Last week, the broker, Darrell Read, and five others were acquitted of accusations to conspire to commit market abuse when the jury dismissed the prosecution’s case against the group. Read was acquitted on this count but is still awaiting the verdict on another.
Central to the case was determining whether the brokers had undertaken requests from Tom Hayes, convicted last year for market manipulation, to fix the rate on his behalf.
Key to the defence argument was the undertaking of the requests and the influence of brokers on the LIBOR. The case established that the brokers did not have any direct influence over the rate and did not make requests with traders that had influence.
Another significant factor in potentially swaying the decision was the relatively junior status of the defendants. It may have been felt that there were bigger fish to fry and that it would have been cracking a nut with a sledge hammer to provide an example to the banking community.
The defendants were mentioned in interviews with Tom Hayes, during last year’s investigation that concluded with the imprisonment of the trader. It was stated by one commentator in the Financial Times, that “one could imagine if they hadn’t been prosecuted … people would be asking why.” If this is the case, and the Serious Fraud Office (SFO) did prosecute on the basis of this statement (which is unlikely), it sets a worrying precedent for the decision process of when and who to prosecute.
This was the second trial brought forward by the SFO with a possible two or more to come in the coming year.

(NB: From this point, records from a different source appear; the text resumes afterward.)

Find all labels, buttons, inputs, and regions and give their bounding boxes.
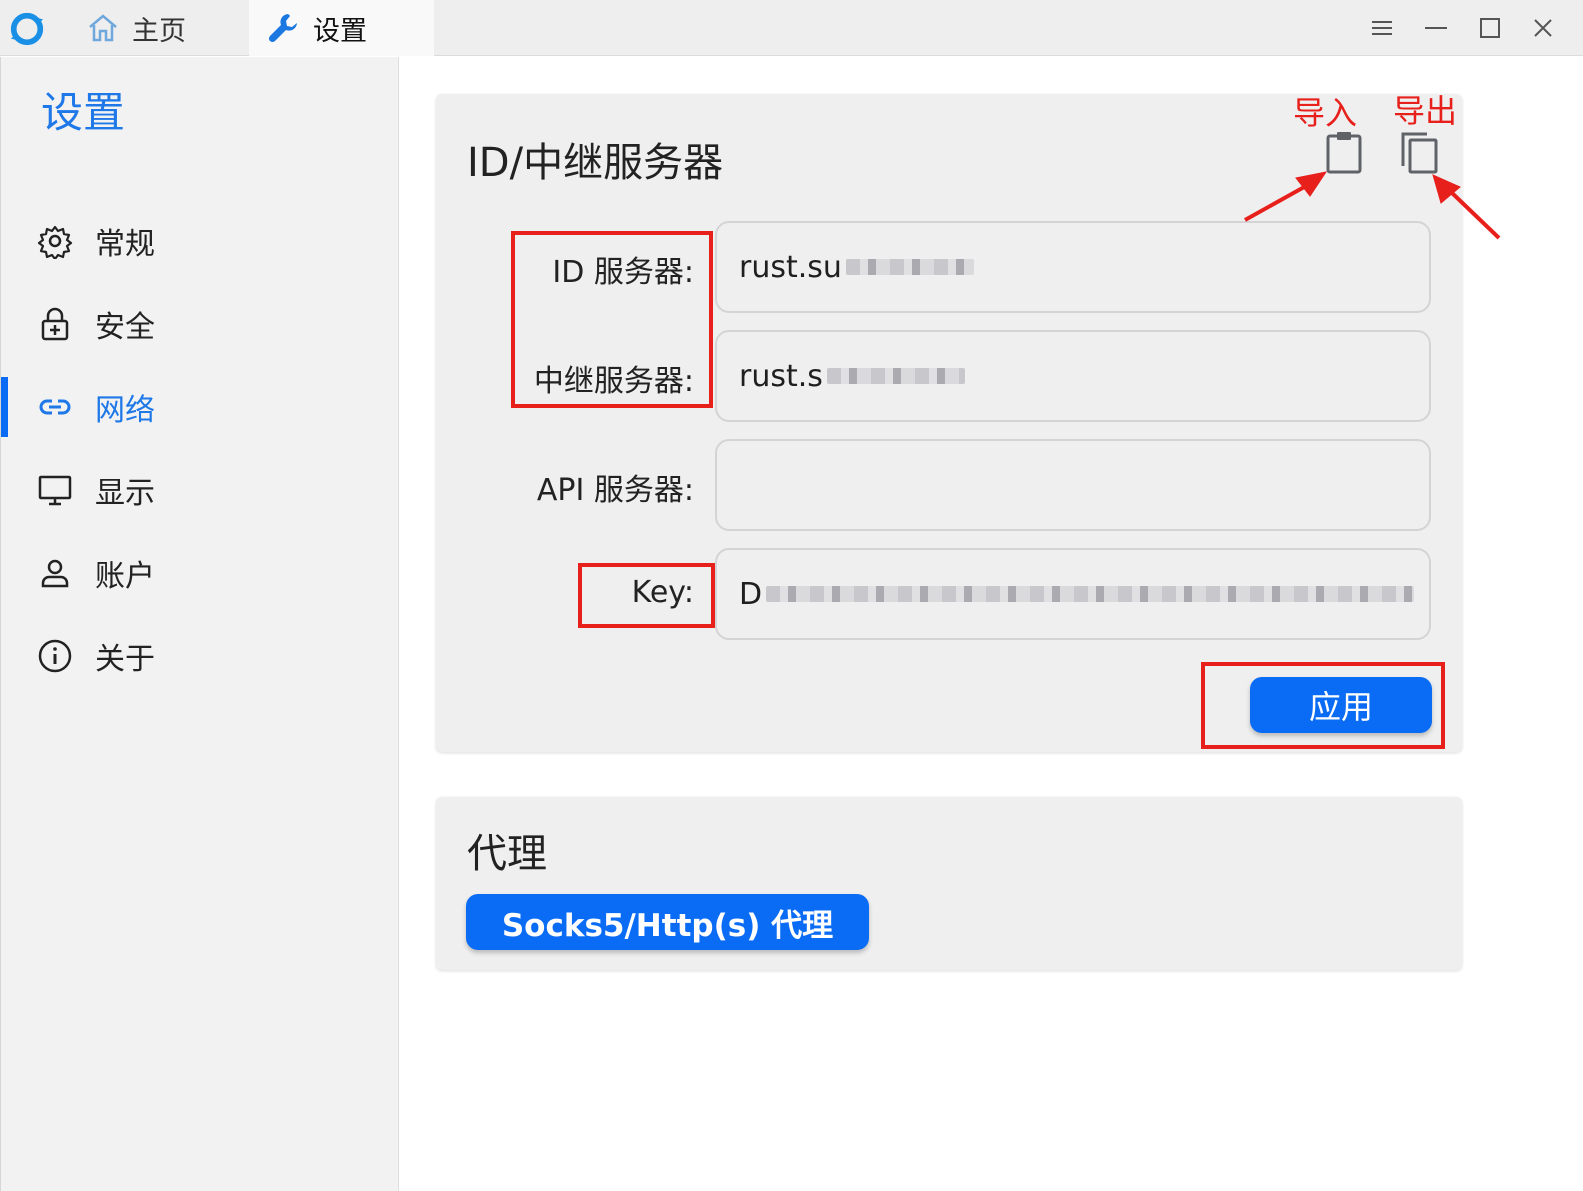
card-title: 代理 [467, 831, 547, 877]
sidebar-item-display[interactable]: 显示 [1, 455, 399, 525]
key-input[interactable]: D [715, 548, 1431, 640]
tab-home-label: 主页 [132, 15, 186, 47]
sidebar: 设置 常规 安全 网络 显示 账户 关于 [0, 57, 399, 1191]
sidebar-item-about[interactable]: 关于 [1, 621, 399, 691]
sidebar-item-security[interactable]: 安全 [1, 289, 399, 359]
link-icon [39, 399, 71, 415]
user-icon [41, 559, 69, 588]
monitor-icon [38, 475, 72, 506]
annotation-box-apply [1201, 662, 1445, 749]
api-server-input[interactable] [715, 439, 1431, 531]
annotation-export-label: 导出 [1393, 92, 1458, 130]
server-settings-card: ID/中继服务器 ID 服务器: rust.su 中继服务器: rust.s A… [436, 94, 1462, 752]
sidebar-item-label: 安全 [95, 310, 155, 345]
gear-icon [37, 225, 73, 259]
card-title: ID/中继服务器 [467, 140, 724, 186]
clipboard-icon[interactable] [1322, 130, 1366, 176]
info-icon [38, 639, 72, 673]
redacted-text [826, 368, 965, 384]
sidebar-item-network[interactable]: 网络 [1, 372, 399, 442]
wrench-icon [268, 14, 297, 43]
home-icon [89, 14, 117, 42]
key-value: D [739, 576, 763, 612]
title-bar: 主页 设置 [0, 0, 1583, 56]
sidebar-item-general[interactable]: 常规 [1, 206, 399, 276]
maximize-icon[interactable] [1474, 12, 1506, 44]
menu-icon[interactable] [1366, 12, 1398, 44]
copy-icon[interactable] [1398, 130, 1442, 176]
tab-home[interactable]: 主页 [70, 0, 248, 56]
redacted-text [845, 259, 974, 275]
sidebar-item-label: 常规 [95, 227, 155, 262]
annotation-import-label: 导入 [1293, 94, 1358, 132]
sidebar-item-account[interactable]: 账户 [1, 538, 399, 608]
tab-settings[interactable]: 设置 [249, 0, 434, 56]
annotation-box-servers [511, 231, 713, 408]
lock-icon [41, 307, 69, 341]
annotation-box-key [578, 563, 715, 628]
sidebar-title: 设置 [41, 88, 126, 137]
relay-server-input[interactable]: rust.s [715, 330, 1431, 422]
sidebar-item-label: 显示 [95, 476, 155, 511]
proxy-settings-button[interactable]: Socks5/Http(s) 代理 [466, 894, 869, 950]
sidebar-item-label: 账户 [95, 559, 155, 594]
id-server-input[interactable]: rust.su [715, 221, 1431, 313]
sidebar-item-label: 网络 [95, 393, 155, 428]
proxy-card: 代理 Socks5/Http(s) 代理 [436, 797, 1462, 970]
relay-server-value: rust.s [739, 358, 823, 394]
tab-settings-label: 设置 [313, 15, 367, 47]
api-server-label: API 服务器: [536, 473, 694, 508]
app-logo-icon [10, 12, 44, 46]
id-server-value: rust.su [739, 249, 842, 285]
minimize-icon[interactable] [1420, 12, 1452, 44]
close-icon[interactable] [1527, 12, 1559, 44]
redacted-text [766, 586, 1415, 602]
sidebar-item-label: 关于 [95, 642, 155, 677]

Last year, the Financial Conduct Authority secured, through the courts, a £7.5 million fine and the first case of permanent injunctions against traders, in the case of the FCA versus Da Vinci. It was the first time the courts engaged section 129 of the Financial Services and Markets Act (FSMA), enabling them to issue a penalty and an injunction under section 381. Section 381 enables the use of injunctions when there is a reasonable likelihood for the defendant to commit, or when they have already committed, market abuse. The nature of the penalty provides an indication for the future as to what the definition of “reasonable likelihood” is under section 381(1). In this case, the court set a low threshold for both what is reasonably likely and for the use of permanent injunctions.

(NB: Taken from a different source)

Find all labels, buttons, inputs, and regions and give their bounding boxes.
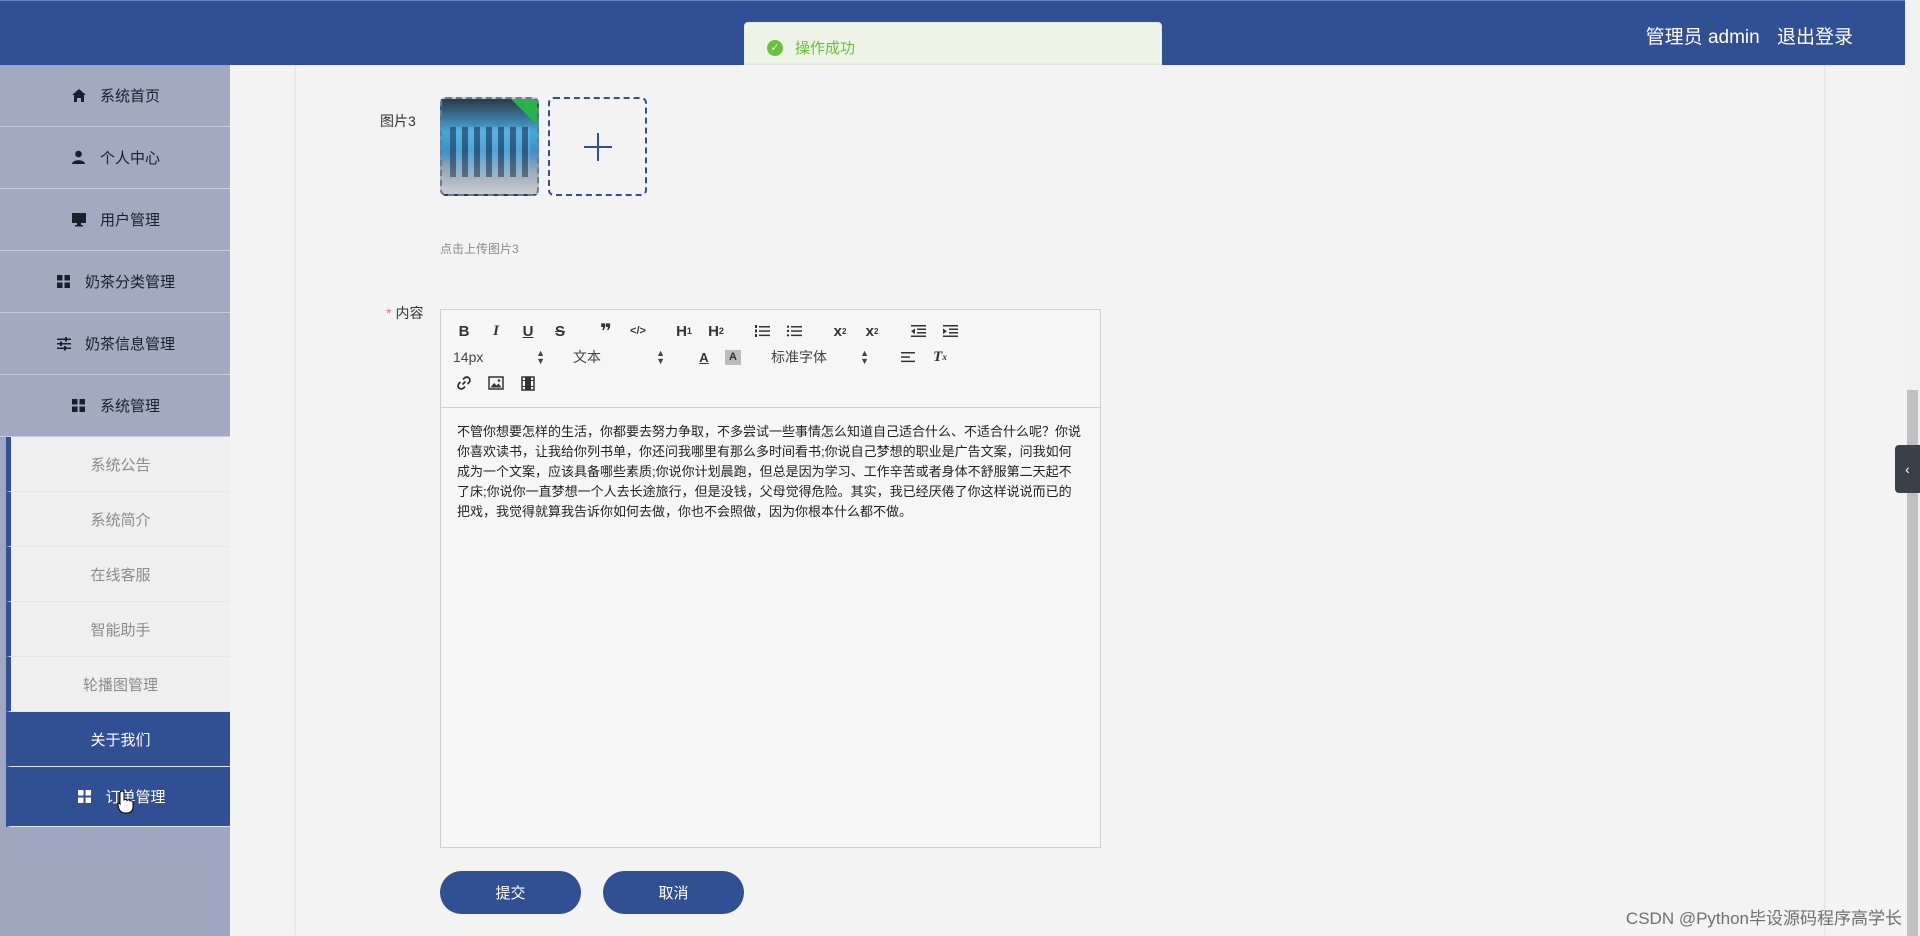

This decision indicates the willingness of the courts to monitor and police the financial markets, placing significant emphasis on their role in protecting the integrity and proper functioning of the markets which are a “matter of substantial importance to individuals as well as to national and international economic interests.”
This reasoning could well be the logic behind what has been seen as a low threshold for likelihood, where no explanatory notes have been provided by the legislature. In addition, the courts have lowered the threshold for applying permeant injunctions. Arguably, because of the lowering of these two elements, the ability to apply injunctions and what is regarded as reasonable likelihood, the FCA is provided with a platform by which they can more easily bring cases for permanent injunction in cases that fall under section 129 FSMA 2000.

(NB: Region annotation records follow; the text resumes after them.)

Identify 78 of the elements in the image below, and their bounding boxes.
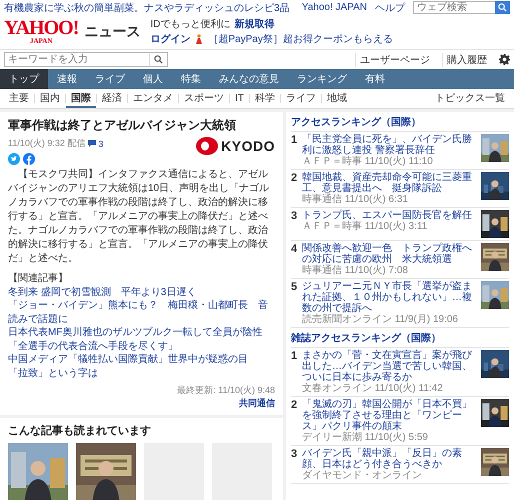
rank-number: 3 bbox=[291, 448, 298, 462]
rank-number: 1 bbox=[291, 134, 298, 148]
rank-number: 2 bbox=[291, 172, 298, 186]
search-icon bbox=[498, 3, 507, 12]
rank-number: 4 bbox=[291, 243, 298, 257]
category-tab[interactable]: 地域 bbox=[322, 89, 352, 108]
ranking-article-link[interactable]: まさかの「菅・文在寅宣言」案が飛び出した…バイデン当選で苦しい韓国、ついに日本に歩み寄るか bbox=[302, 350, 478, 383]
header-link[interactable]: ヘルプ bbox=[375, 0, 405, 14]
updated-time: 最終更新: 11/10(火) 9:48 bbox=[177, 385, 275, 395]
keyword-search-field[interactable]: キーワードを入力 bbox=[4, 52, 149, 67]
category-tab[interactable]: 科学 bbox=[250, 89, 280, 108]
section-heading: こんな記事も読まれています bbox=[8, 424, 152, 438]
rank-number: 2 bbox=[291, 399, 298, 413]
id-promo-text: IDでもっと便利に bbox=[150, 18, 230, 31]
ranking-article-link[interactable]: 「鬼滅の刃」韓国公開が「日本不買」を強制終了させる理由と「ワンピース」パクリ事件の顛末 bbox=[302, 399, 478, 432]
category-tab[interactable]: 経済 bbox=[97, 89, 127, 108]
nav-tab[interactable]: 特集 bbox=[172, 69, 210, 89]
category-tab[interactable]: ライフ bbox=[280, 89, 321, 108]
account-link[interactable]: ユーザーページ bbox=[355, 52, 434, 66]
related-article-link[interactable]: 冬到来 盛岡で初雪観測 平年より3日遅く bbox=[8, 286, 275, 299]
nav-tab[interactable]: 速報 bbox=[48, 69, 86, 89]
ranking-article-link[interactable]: バイデン氏「親中派」「反日」の素顔、日本はどう付き合うべきか bbox=[302, 448, 478, 470]
related-article-link[interactable]: 中国メディア「犠牲払い国際貢献」世界中が疑惑の目 bbox=[8, 353, 275, 366]
facebook-icon[interactable] bbox=[23, 153, 35, 165]
category-tab[interactable]: IT bbox=[230, 90, 249, 106]
rank-number: 5 bbox=[291, 281, 298, 295]
article-source: ダイヤモンド・オンライン bbox=[302, 470, 423, 481]
kyodo-logo: KYODO bbox=[196, 137, 275, 155]
search-button[interactable] bbox=[149, 52, 168, 67]
rank-number: 3 bbox=[291, 210, 298, 224]
nav-tab[interactable]: ランキング bbox=[288, 69, 356, 89]
login-link[interactable]: ログイン bbox=[150, 32, 190, 46]
topics-link[interactable]: トピックス一覧 bbox=[430, 89, 510, 108]
service-name: ニュース bbox=[84, 22, 140, 40]
ranking-article-link[interactable]: 「民主党全員に死を」、バイデン氏勝利に激怒し連投 警察署長辞任 bbox=[302, 134, 478, 156]
nav-tab[interactable]: 個人 bbox=[134, 69, 172, 89]
rank-number: 1 bbox=[291, 350, 298, 364]
category-tab[interactable]: 国内 bbox=[35, 89, 65, 108]
settings-icon[interactable] bbox=[499, 54, 510, 65]
twitter-icon[interactable] bbox=[8, 153, 20, 165]
promo-link[interactable]: 有機農家に学ぶ秋の簡単副菜。ナスやラディッシュのレシピ3品 bbox=[4, 0, 294, 14]
ranking-heading: 雑誌アクセスランキング（国際） bbox=[291, 328, 509, 348]
category-tab[interactable]: エンタメ bbox=[128, 89, 178, 108]
ranking-article-link[interactable]: 韓国地裁、資産売却命令可能に三菱重工、意見書提出へ 挺身隊訴訟 bbox=[302, 172, 478, 194]
related-article-link[interactable]: 「拉致」という字は bbox=[8, 366, 275, 380]
article-source: ＡＦＰ＝時事 11/10(火) 11:10 bbox=[302, 156, 434, 167]
article-source: デイリー新潮 11/10(火) 5:59 bbox=[302, 432, 429, 443]
article-source: 時事通信 11/10(火) 7:08 bbox=[302, 265, 409, 276]
ranking-article-link[interactable]: 関係改善へ歓迎一色 トランプ政権への対応に苦慮の欧州 米大統領選 bbox=[302, 243, 478, 265]
related-heading: 【関連記事】 bbox=[8, 272, 69, 286]
campaign-link[interactable]: ［超PayPay祭］超お得クーポンもらえる bbox=[208, 32, 393, 46]
header-link[interactable]: Yahoo! JAPAN bbox=[302, 2, 367, 13]
article-source: 文春オンライン 11/10(火) 11:42 bbox=[302, 383, 444, 394]
ranking-heading: アクセスランキング（国際） bbox=[291, 112, 509, 132]
account-link[interactable]: 購入履歴 bbox=[442, 52, 491, 66]
nav-tab[interactable]: 有料 bbox=[356, 69, 394, 89]
article-source: 時事通信 11/10(火) 6:31 bbox=[302, 194, 409, 205]
search-icon bbox=[154, 55, 163, 64]
article-source: ＡＦＰ＝時事 11/10(火) 3:11 bbox=[302, 221, 428, 232]
article-source: 読売新聞オンライン 11/9(月) 19:06 bbox=[302, 314, 459, 325]
nav-tab[interactable]: ライブ bbox=[86, 69, 134, 89]
search-button[interactable] bbox=[495, 1, 510, 14]
publish-date: 11/10(火) 9:32 配信 bbox=[8, 137, 86, 150]
nav-tab[interactable]: みんなの意見 bbox=[210, 69, 288, 89]
related-article-link[interactable]: 日本代表MF奥川雅也のザルツブルク一転して全員が陰性「全選手の代表合流へ手段を尽くす」 bbox=[8, 326, 275, 353]
article-title: 軍事作戦は終了とアゼルバイジャン大統領 bbox=[8, 117, 237, 134]
article-body: 【モスクワ共同】インタファクス通信によると、アゼルバイジャンのアリエフ大統領は10日、声明を出し「ナゴルノカラバフでの軍事作戦の段階は終了し、政治的解決に移行する」と宣言。「アルメニアの事実上の降伏だ」と述べた。ナゴルノカラバフでの軍事作戦の段階は終了し、政治的解決に移行する」と宣言。「アルメニアの事実上の降伏だ」と述べた。 bbox=[8, 168, 270, 266]
related-article-link[interactable]: 「ジョー・バイデン」熊本にも？ 梅田穣・山都町長 音読みで話題に bbox=[8, 299, 275, 326]
ranking-article-link[interactable]: トランプ氏、エスパー国防長官を解任 bbox=[302, 210, 478, 221]
comment-link[interactable]: 3 bbox=[88, 138, 104, 148]
nav-tab[interactable]: トップ bbox=[0, 69, 48, 89]
category-tab[interactable]: 主要 bbox=[4, 89, 34, 108]
signup-link[interactable]: 新規取得 bbox=[234, 17, 274, 31]
ranking-article-link[interactable]: ジュリアーニ元ＮＹ市長「選挙が盗まれた証拠、１０州かもしれない」…複数の州で提訴へ bbox=[302, 281, 478, 314]
category-tab[interactable]: スポーツ bbox=[179, 89, 229, 108]
web-search-field[interactable]: ウェブ検索 bbox=[413, 1, 495, 14]
figure-icon bbox=[194, 34, 204, 44]
provider-link[interactable]: 共同通信 bbox=[239, 398, 275, 408]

The European regulation on market abuse will come into effect on 3 July 2016. Whilst there have been a number of consultations providing guidance on the application of the new regulation, until more are released there is still uncertainty over how the rulebook will look.
The Mark Abuse Regulation changes a number of aspects:
- Extends the application of the regime to include issuers of securities traded on OTFs and MTFs
- Requirements will be put in place for ex post notification for the announcement of inside information
- Persons discharging managerial responsibilities (PDMRs) will be expressly prohibited from dealing in an issuer’s security in a closed period and the range of permitted exceptions will be narrower
- Insider lists will require more detail of the persons involved
- Issuers and their advisers will be required to keep detailed records of all market sounding activities.
These changes will increase the levels of records required to be kept and reported to the national regulator as evidence of compliance with the regulation. They will also need new policies and procedures to be put in place regarding monitoring of markets (OTFs and MTFs) and procedures for market sounding and PDMRs.
Higher levels of scrutiny and more fines to come
With the low thresholds set in the courts, and the higher levels of scrutiny being set through the platform of new regulation, there is a good chance of increased scrutiny and potential for more fines in the future. However, there is clearly no guessing how the courts may react. It is a surprise, perhaps, that the courts have adopted this surrogate role of policing through the use of injunctions. But, it was also a surprise that the SFO did not secure prosecutions in the recent LIBOR rigging case.
And, although we have witnessed this increase in scrutiny and new thresholds this time, there is no telling how future prosecutions may play out.